OP look I’m a high earner and a lone parent. And I know this will come as a shock to some people but…

Sometimes treating everyone the same is the most unfair thing you can do.

Taxation needs to be focussed on driving a baseline of peoples quality of life and earning potential up. Women have been caught in poverty cycles because they are still doing 90% of the childcare. The government is focussing on that and frankly I am shocked they actually did a bit of old fashioned class analysis and delivered something to the women on lower wages who want to work and need childcare.

Nowherefast4 · 15/08/2025 16:02

Summerbaby333 · 15/08/2025 15:36

how is this patronising? My point is these jobs pay you for your time so they’ll boot you out if you don’t have good childcare. It’s not some value judgment about working harder, it’s simply that they often aren’t compatible with nursery hours or provision and people have to pay even more childcare for the “luxury” of doing those jobs (meaning you don’t actually take home as much as you’d think in the end). Get over yourself honestly.

Lots of jobs aren't compatible with childcare. Shift work for example. These jobs also expect you to turn up without kiddies in-tow. It's patronising to imply only high paying jobs go beyond typical school hours.

PocketSand · 15/08/2025 16:03

I think you are confusing state provision of services that you have access to regardless of earning - state school, NHS, police, fire, ambulance etc down to local authority entitlements like bin collection - with the provision of state funded benefits such as those that fund nursery care in private facilities for those unable to find state provision and otherwise would be paying all their wage if not more to fund private care. Hence it makes financial sense for women to leave the workforce until their children are school age because private fees are higher than their income. Funding of 30 hours care is supposed to enable these women to re-enter the workforce earlier and UC enforces this.

Impact on higher earners of policies is an unforeseen consequence as they are not commonly perceived as benefit claimants. But now they want to claim benefits - not because they need them to meet costs but because they would be better off if they teceived them.

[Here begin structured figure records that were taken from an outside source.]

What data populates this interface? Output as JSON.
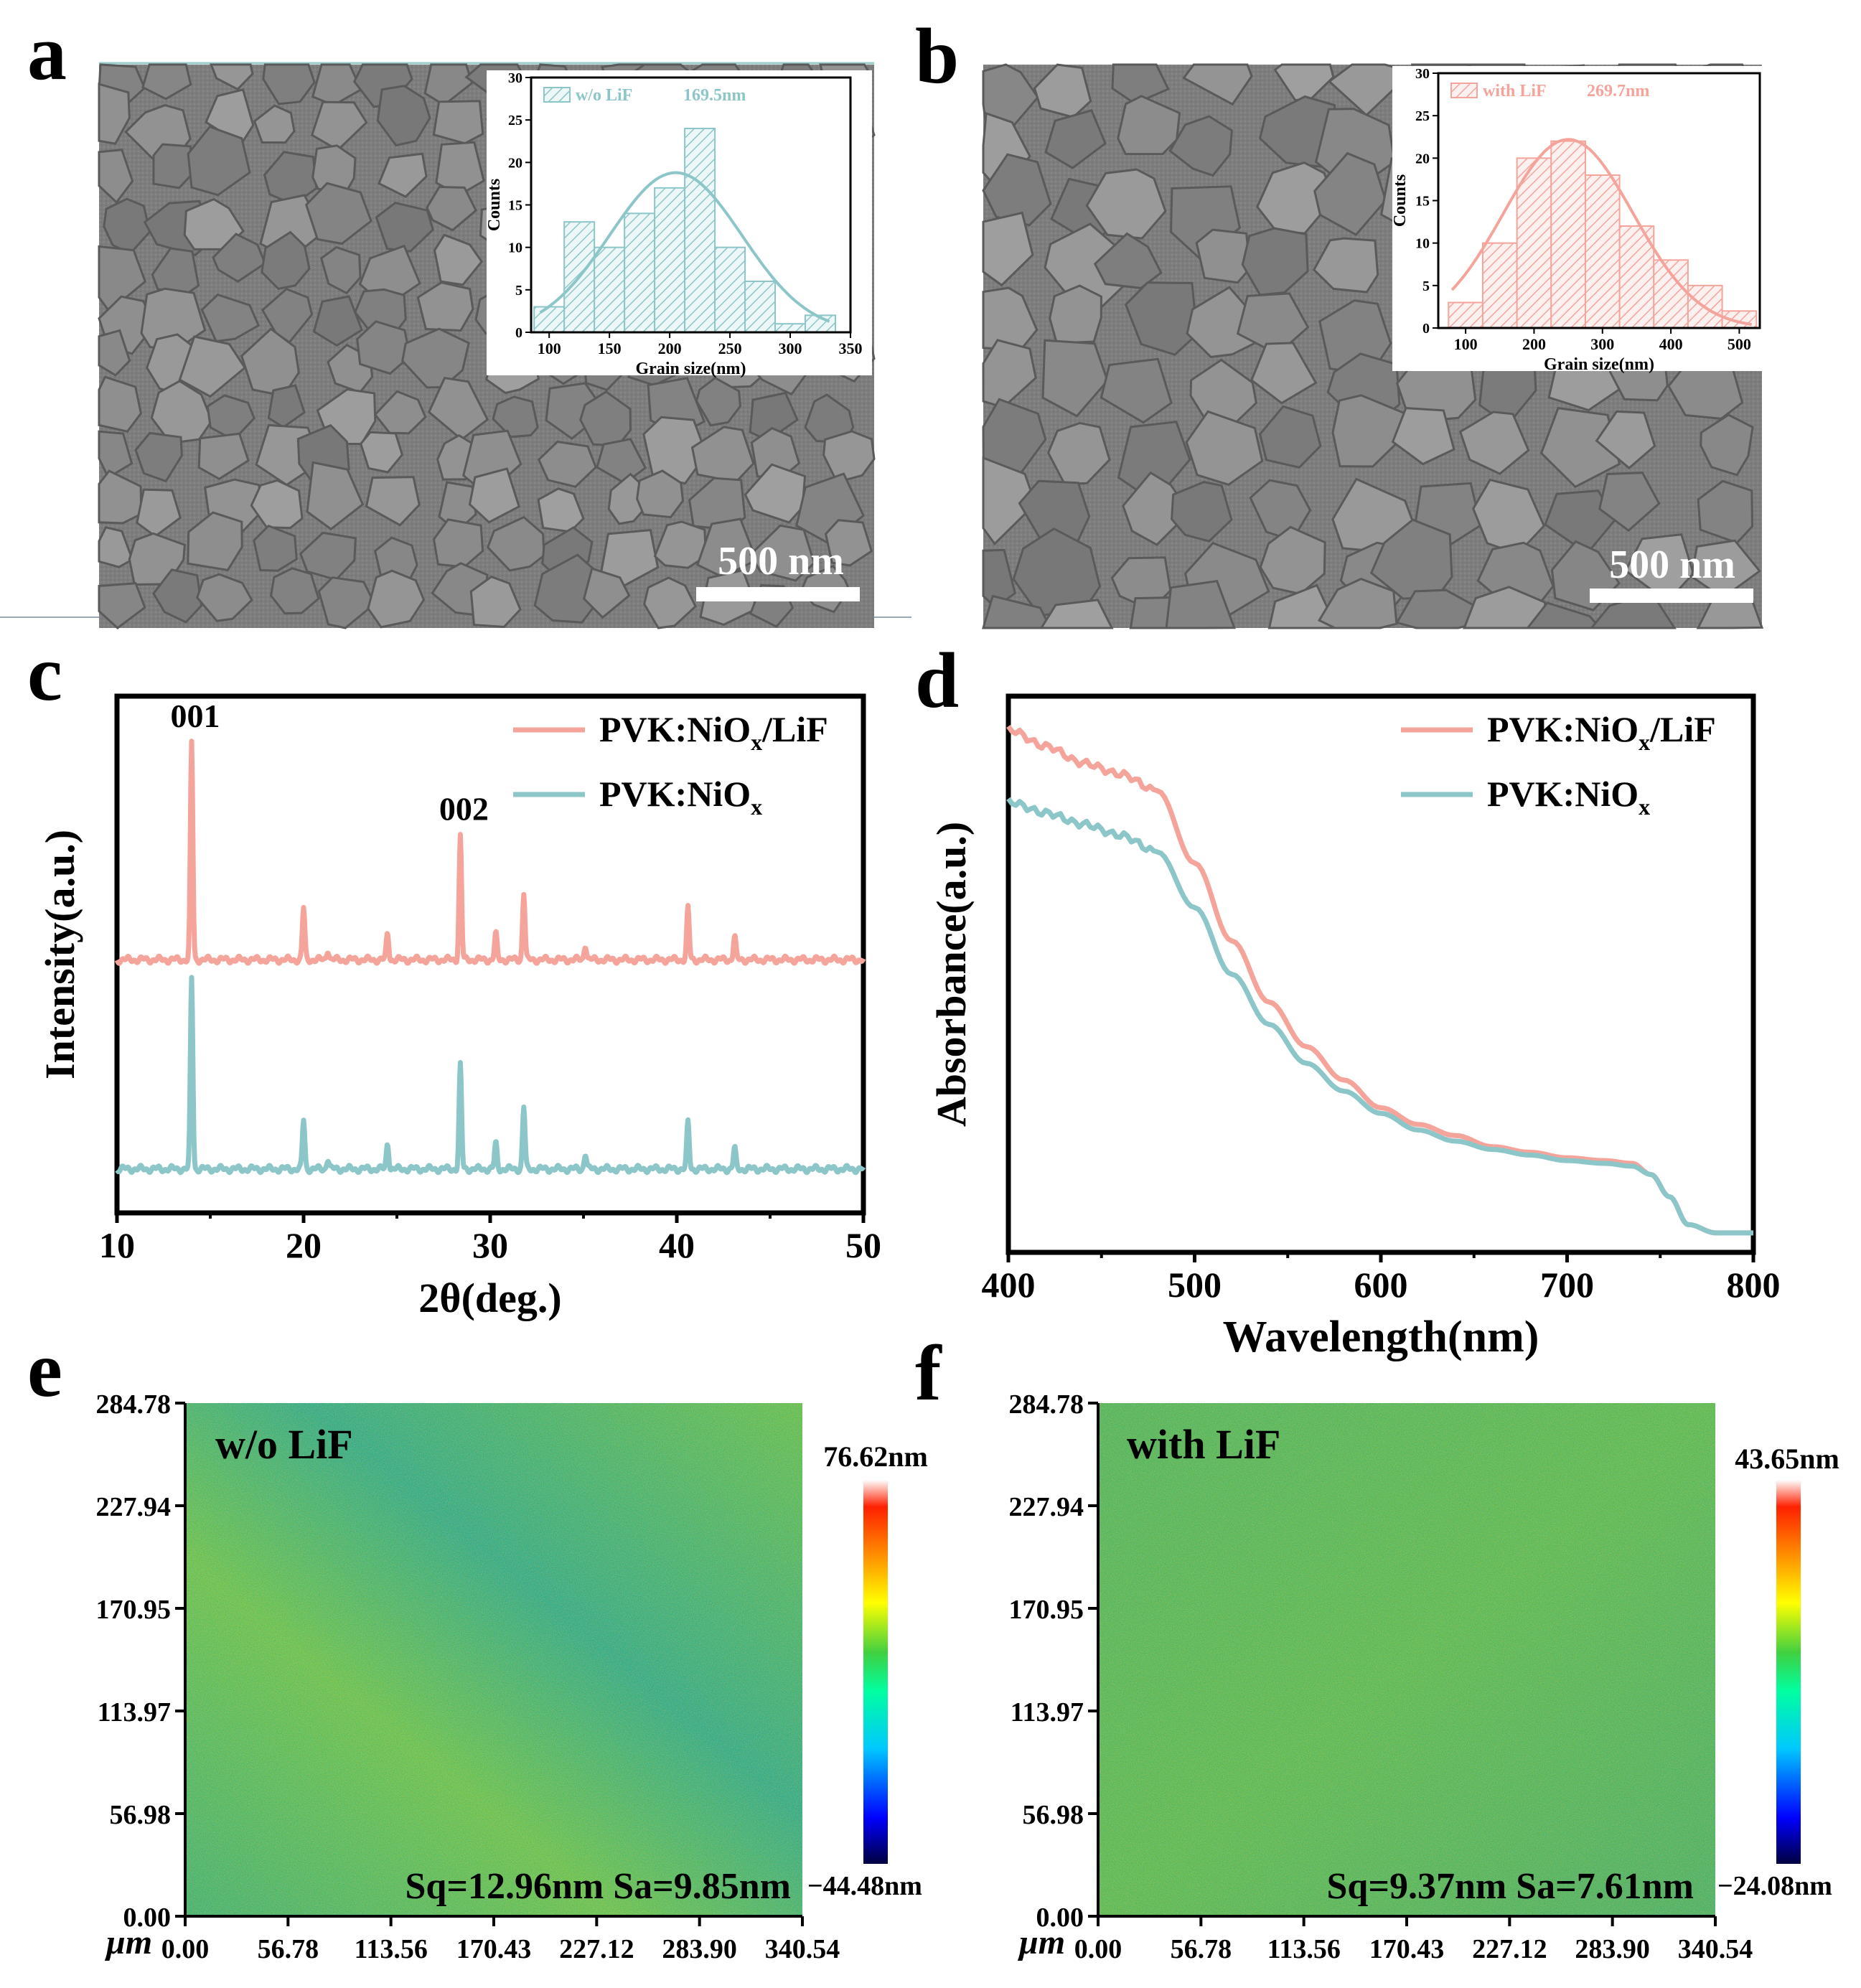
{
  "panels": {
    "a": {
      "letter": "a",
      "scale_bar": "500 nm"
    },
    "b": {
      "letter": "b",
      "scale_bar": "500 nm"
    },
    "c": {
      "letter": "c"
    },
    "d": {
      "letter": "d"
    },
    "e": {
      "letter": "e",
      "label": "w/o LiF",
      "stats": "Sq=12.96nm Sa=9.85nm",
      "cbar_max": "76.62nm",
      "cbar_min": "−44.48nm"
    },
    "f": {
      "letter": "f",
      "label": "with LiF",
      "stats": "Sq=9.37nm Sa=7.61nm",
      "cbar_max": "43.65nm",
      "cbar_min": "−24.08nm"
    }
  },
  "colors": {
    "pink": "#f5a49c",
    "teal": "#8cc6c8",
    "frame": "#000000"
  },
  "chart_data": [
    {
      "id": "a-inset",
      "type": "bar",
      "legend": "w/o LiF",
      "legend_value": "169.5nm",
      "xlabel": "Grain size(nm)",
      "ylabel": "Counts",
      "xlim": [
        85,
        350
      ],
      "ylim": [
        0,
        30
      ],
      "xticks": [
        100,
        150,
        200,
        250,
        300,
        350
      ],
      "yticks": [
        0,
        5,
        10,
        15,
        20,
        25,
        30
      ],
      "bins": [
        100,
        125,
        150,
        175,
        200,
        225,
        250,
        275,
        300,
        325
      ],
      "bin_width": 25,
      "values": [
        3,
        13,
        10,
        14,
        17,
        24,
        10,
        6,
        1,
        2
      ],
      "fit": {
        "mean": 205,
        "sd": 55,
        "peak": 18.8
      }
    },
    {
      "id": "b-inset",
      "type": "bar",
      "legend": "with LiF",
      "legend_value": "269.7nm",
      "xlabel": "Grain size(nm)",
      "ylabel": "Counts",
      "xlim": [
        60,
        530
      ],
      "ylim": [
        0,
        30
      ],
      "xticks": [
        100,
        200,
        300,
        400,
        500
      ],
      "yticks": [
        0,
        5,
        10,
        15,
        20,
        25,
        30
      ],
      "bins": [
        100,
        150,
        200,
        250,
        300,
        350,
        400,
        450,
        500
      ],
      "bin_width": 50,
      "values": [
        3,
        10,
        20,
        22,
        18,
        12,
        8,
        5,
        2
      ],
      "fit": {
        "mean": 250,
        "sd": 95,
        "peak": 22.2
      }
    },
    {
      "id": "c",
      "type": "line",
      "title": "",
      "xlabel": "2θ(deg.)",
      "ylabel": "Intensity(a.u.)",
      "xlim": [
        10,
        50
      ],
      "ylim": [
        0,
        1
      ],
      "xticks": [
        10,
        20,
        30,
        40,
        50
      ],
      "peak_labels": [
        {
          "text": "001",
          "x": 14
        },
        {
          "text": "002",
          "x": 28.4
        }
      ],
      "series": [
        {
          "name": "PVK:NiO",
          "sub": "x",
          "suffix": "/LiF",
          "color": "#f5a49c",
          "baseline": 0.49,
          "peaks": [
            [
              14.0,
              0.42
            ],
            [
              20.0,
              0.1
            ],
            [
              21.3,
              0.02
            ],
            [
              24.5,
              0.05
            ],
            [
              28.4,
              0.24
            ],
            [
              30.3,
              0.05
            ],
            [
              31.8,
              0.13
            ],
            [
              35.1,
              0.03
            ],
            [
              40.6,
              0.1
            ],
            [
              43.1,
              0.045
            ]
          ]
        },
        {
          "name": "PVK:NiO",
          "sub": "x",
          "suffix": "",
          "color": "#8cc6c8",
          "baseline": 0.085,
          "peaks": [
            [
              14.0,
              0.37
            ],
            [
              20.0,
              0.095
            ],
            [
              21.3,
              0.02
            ],
            [
              24.5,
              0.05
            ],
            [
              28.4,
              0.2
            ],
            [
              30.3,
              0.05
            ],
            [
              31.8,
              0.12
            ],
            [
              35.1,
              0.03
            ],
            [
              40.6,
              0.09
            ],
            [
              43.1,
              0.04
            ]
          ]
        }
      ]
    },
    {
      "id": "d",
      "type": "line",
      "title": "",
      "xlabel": "Wavelength(nm)",
      "ylabel": "Absorbance(a.u.)",
      "xlim": [
        400,
        800
      ],
      "ylim": [
        0,
        1
      ],
      "xticks": [
        400,
        500,
        600,
        700,
        800
      ],
      "series": [
        {
          "name": "PVK:NiO",
          "sub": "x",
          "suffix": "/LiF",
          "color": "#f5a49c",
          "x": [
            400,
            420,
            440,
            460,
            480,
            500,
            520,
            540,
            560,
            580,
            600,
            620,
            640,
            660,
            680,
            700,
            720,
            735,
            745,
            755,
            765,
            780,
            800
          ],
          "y": [
            0.94,
            0.91,
            0.88,
            0.86,
            0.83,
            0.7,
            0.56,
            0.45,
            0.37,
            0.31,
            0.26,
            0.23,
            0.21,
            0.19,
            0.18,
            0.17,
            0.165,
            0.16,
            0.14,
            0.1,
            0.05,
            0.035,
            0.035
          ]
        },
        {
          "name": "PVK:NiO",
          "sub": "x",
          "suffix": "",
          "color": "#8cc6c8",
          "x": [
            400,
            420,
            440,
            460,
            480,
            500,
            520,
            540,
            560,
            580,
            600,
            620,
            640,
            660,
            680,
            700,
            720,
            735,
            745,
            755,
            765,
            780,
            800
          ],
          "y": [
            0.81,
            0.79,
            0.77,
            0.75,
            0.72,
            0.62,
            0.5,
            0.41,
            0.34,
            0.29,
            0.25,
            0.22,
            0.2,
            0.185,
            0.175,
            0.165,
            0.16,
            0.155,
            0.14,
            0.1,
            0.05,
            0.035,
            0.035
          ]
        }
      ]
    },
    {
      "id": "e",
      "type": "heatmap",
      "xlabel": "μm",
      "xlim": [
        0,
        340.54
      ],
      "ylim": [
        0,
        284.78
      ],
      "xticks": [
        "0.00",
        "56.78",
        "113.56",
        "170.43",
        "227.12",
        "283.90",
        "340.54"
      ],
      "yticks": [
        "0.00",
        "56.98",
        "113.97",
        "170.95",
        "227.94",
        "284.78"
      ],
      "zmin": -44.48,
      "zmax": 76.62
    },
    {
      "id": "f",
      "type": "heatmap",
      "xlabel": "μm",
      "xlim": [
        0,
        340.54
      ],
      "ylim": [
        0,
        284.78
      ],
      "xticks": [
        "0.00",
        "56.78",
        "113.56",
        "170.43",
        "227.12",
        "283.90",
        "340.54"
      ],
      "yticks": [
        "0.00",
        "56.98",
        "113.97",
        "170.95",
        "227.94",
        "284.78"
      ],
      "zmin": -24.08,
      "zmax": 43.65
    }
  ]
}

Obviously the cut off for these benefits is too high and not related to benefit cut offs in general. It is obscene that cuts to disability benefits were even considered before redressing the anomalies that meant the already comfortable were excluded from applying for benefits or using tax loopholes to continue claiming.

What do you think state benefits are for?

It’s really not surprising this mindset had developed when state benefits prop up low wages and high rents - why shouldn’t high earners benefit from state subsidy?

Amazing how the already rich benefit from income from the state and the higher rate income tax payers feel hard done by but don’t support wealth rather than income tax.

The only point of agreement is that the poor and needy are undeserving.